Eppure, per Orfeo non c’è «risveglio» e la netta deduzione del dialogo allude alla morte di Orfeo narrata da Virgilio: «Purché le donne di Tracia non sbranino il dio».

Può darsi che Pavese intenda richiamare alla memoria come la voce della poesia sia indisponente, amara, per chi desidera vivere, con desolazione inconscia, la propria esistenza.

Gesualdo Bufalino nella raccolta di novelle L’uomo invaso incastra un breve racconto, Il ritorno di Euridice, con cui offre una lettura bizzarra dell’episodio:

Euridice […] voleva capire: […] perché, perché s’era irriflessivamente voltato? […] E così, risucchiata dal buio lo aveva visto allontanarsi verso la fessura del giorno. Ma non sì da non sorprenderlo, in quell’istante di strazio, nel gesto di correre con dita urgenti alla cetra e di tentarne le corde con entusiasmo professionale […] Allora Euridice si sentì d’un tratto sciogliere quell’ingorgo nel petto e trionfalmente, dolorosamente, capì: Orfeo si era voltato apposta.
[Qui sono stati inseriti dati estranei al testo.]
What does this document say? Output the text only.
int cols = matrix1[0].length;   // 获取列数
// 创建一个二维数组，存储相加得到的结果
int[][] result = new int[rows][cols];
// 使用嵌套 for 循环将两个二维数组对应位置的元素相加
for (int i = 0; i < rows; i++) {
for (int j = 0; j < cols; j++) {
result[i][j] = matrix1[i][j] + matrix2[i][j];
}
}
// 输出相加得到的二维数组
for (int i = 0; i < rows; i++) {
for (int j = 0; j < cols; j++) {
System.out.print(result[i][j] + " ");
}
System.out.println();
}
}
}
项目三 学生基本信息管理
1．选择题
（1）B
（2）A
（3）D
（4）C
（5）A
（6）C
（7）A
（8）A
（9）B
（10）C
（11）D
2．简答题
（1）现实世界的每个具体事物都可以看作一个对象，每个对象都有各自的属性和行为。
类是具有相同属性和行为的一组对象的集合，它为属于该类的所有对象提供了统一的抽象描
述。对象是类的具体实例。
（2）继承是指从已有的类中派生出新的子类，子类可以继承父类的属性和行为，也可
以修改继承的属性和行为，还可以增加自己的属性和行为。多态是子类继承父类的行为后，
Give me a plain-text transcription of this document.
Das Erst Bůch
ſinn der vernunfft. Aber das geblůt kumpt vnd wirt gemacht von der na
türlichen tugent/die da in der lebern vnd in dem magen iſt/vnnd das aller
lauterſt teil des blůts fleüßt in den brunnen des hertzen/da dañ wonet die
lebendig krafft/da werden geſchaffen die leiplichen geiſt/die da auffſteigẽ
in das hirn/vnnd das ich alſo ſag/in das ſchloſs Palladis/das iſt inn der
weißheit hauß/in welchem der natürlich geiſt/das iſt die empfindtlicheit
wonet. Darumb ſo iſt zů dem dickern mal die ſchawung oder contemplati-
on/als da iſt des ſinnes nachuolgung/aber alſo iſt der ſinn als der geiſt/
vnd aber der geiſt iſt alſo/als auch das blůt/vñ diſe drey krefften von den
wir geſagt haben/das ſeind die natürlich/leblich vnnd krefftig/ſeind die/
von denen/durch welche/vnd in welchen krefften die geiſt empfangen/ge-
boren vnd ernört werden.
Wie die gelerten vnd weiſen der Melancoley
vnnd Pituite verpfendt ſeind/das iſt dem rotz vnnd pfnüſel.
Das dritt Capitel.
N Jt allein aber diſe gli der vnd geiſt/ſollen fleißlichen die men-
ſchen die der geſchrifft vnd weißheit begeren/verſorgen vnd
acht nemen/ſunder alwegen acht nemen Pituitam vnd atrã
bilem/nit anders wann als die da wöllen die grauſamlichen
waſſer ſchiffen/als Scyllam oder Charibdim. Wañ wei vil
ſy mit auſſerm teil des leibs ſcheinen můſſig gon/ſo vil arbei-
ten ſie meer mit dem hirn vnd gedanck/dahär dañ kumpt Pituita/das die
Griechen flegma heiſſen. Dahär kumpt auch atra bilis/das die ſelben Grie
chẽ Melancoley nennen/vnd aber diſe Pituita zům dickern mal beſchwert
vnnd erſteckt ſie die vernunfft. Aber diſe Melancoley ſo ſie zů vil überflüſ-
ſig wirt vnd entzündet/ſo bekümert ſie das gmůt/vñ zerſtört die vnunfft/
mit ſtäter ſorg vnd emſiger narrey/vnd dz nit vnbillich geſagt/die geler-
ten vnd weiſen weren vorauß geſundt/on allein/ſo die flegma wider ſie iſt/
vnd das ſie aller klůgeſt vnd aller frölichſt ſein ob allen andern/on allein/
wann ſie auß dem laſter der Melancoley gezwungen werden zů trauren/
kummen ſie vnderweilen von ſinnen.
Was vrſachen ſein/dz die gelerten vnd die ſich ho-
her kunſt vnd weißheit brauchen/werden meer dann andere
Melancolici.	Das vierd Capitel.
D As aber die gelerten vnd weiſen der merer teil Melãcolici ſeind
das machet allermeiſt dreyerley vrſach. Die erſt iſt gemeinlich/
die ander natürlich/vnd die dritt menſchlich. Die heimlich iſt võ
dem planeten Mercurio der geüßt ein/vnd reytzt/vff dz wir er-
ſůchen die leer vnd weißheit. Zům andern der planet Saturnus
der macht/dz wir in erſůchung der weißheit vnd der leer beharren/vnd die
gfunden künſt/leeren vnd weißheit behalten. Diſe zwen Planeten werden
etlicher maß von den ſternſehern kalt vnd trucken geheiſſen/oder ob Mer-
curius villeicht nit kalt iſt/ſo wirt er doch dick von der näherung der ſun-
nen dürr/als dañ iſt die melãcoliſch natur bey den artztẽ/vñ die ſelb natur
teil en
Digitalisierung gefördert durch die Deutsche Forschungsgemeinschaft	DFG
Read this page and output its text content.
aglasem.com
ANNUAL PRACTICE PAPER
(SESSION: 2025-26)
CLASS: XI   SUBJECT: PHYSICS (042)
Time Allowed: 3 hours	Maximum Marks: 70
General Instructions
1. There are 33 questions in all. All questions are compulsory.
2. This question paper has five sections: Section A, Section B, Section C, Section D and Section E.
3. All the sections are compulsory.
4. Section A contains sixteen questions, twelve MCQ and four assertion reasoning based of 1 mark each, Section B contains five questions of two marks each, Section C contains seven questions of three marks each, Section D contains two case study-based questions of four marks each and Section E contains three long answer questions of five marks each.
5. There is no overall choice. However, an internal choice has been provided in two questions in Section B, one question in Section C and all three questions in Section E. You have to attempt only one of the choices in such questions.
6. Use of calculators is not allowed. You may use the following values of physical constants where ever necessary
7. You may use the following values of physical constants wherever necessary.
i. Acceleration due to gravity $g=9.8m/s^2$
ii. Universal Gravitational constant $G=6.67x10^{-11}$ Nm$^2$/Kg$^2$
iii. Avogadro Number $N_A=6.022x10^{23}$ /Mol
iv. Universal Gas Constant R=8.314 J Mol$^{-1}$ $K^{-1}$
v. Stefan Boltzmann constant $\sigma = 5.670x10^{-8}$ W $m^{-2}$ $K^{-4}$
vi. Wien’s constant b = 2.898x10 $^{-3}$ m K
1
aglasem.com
Ergo, Orfeo vuole continuare a cantare e non può tassativamente ricondurre con sé Euridice, poiché, diversamente, terminando la sua pena, finirebbe anche la causa stessa del suo canto. Il gesto impulsivo in Virgilio poteva anche manifestarsi come un abbaglio dalla finalità catartica.

Per Bufalino, anzi, la poesia è «un filo di musica» che «s’era infiltrato, via via sempre più teso e robusto, fino a diventare uno spago invisibile che la [Euridice] tirava, le circondava le membra gliele liquefaceva in un miele umido e tiepido, in un rapimento e mancamento assai simile al morire». Una specie di insania che carpisce sia l’ascoltatore che l’artista: «corteo d’usignoli stregati, stregato lui stesso».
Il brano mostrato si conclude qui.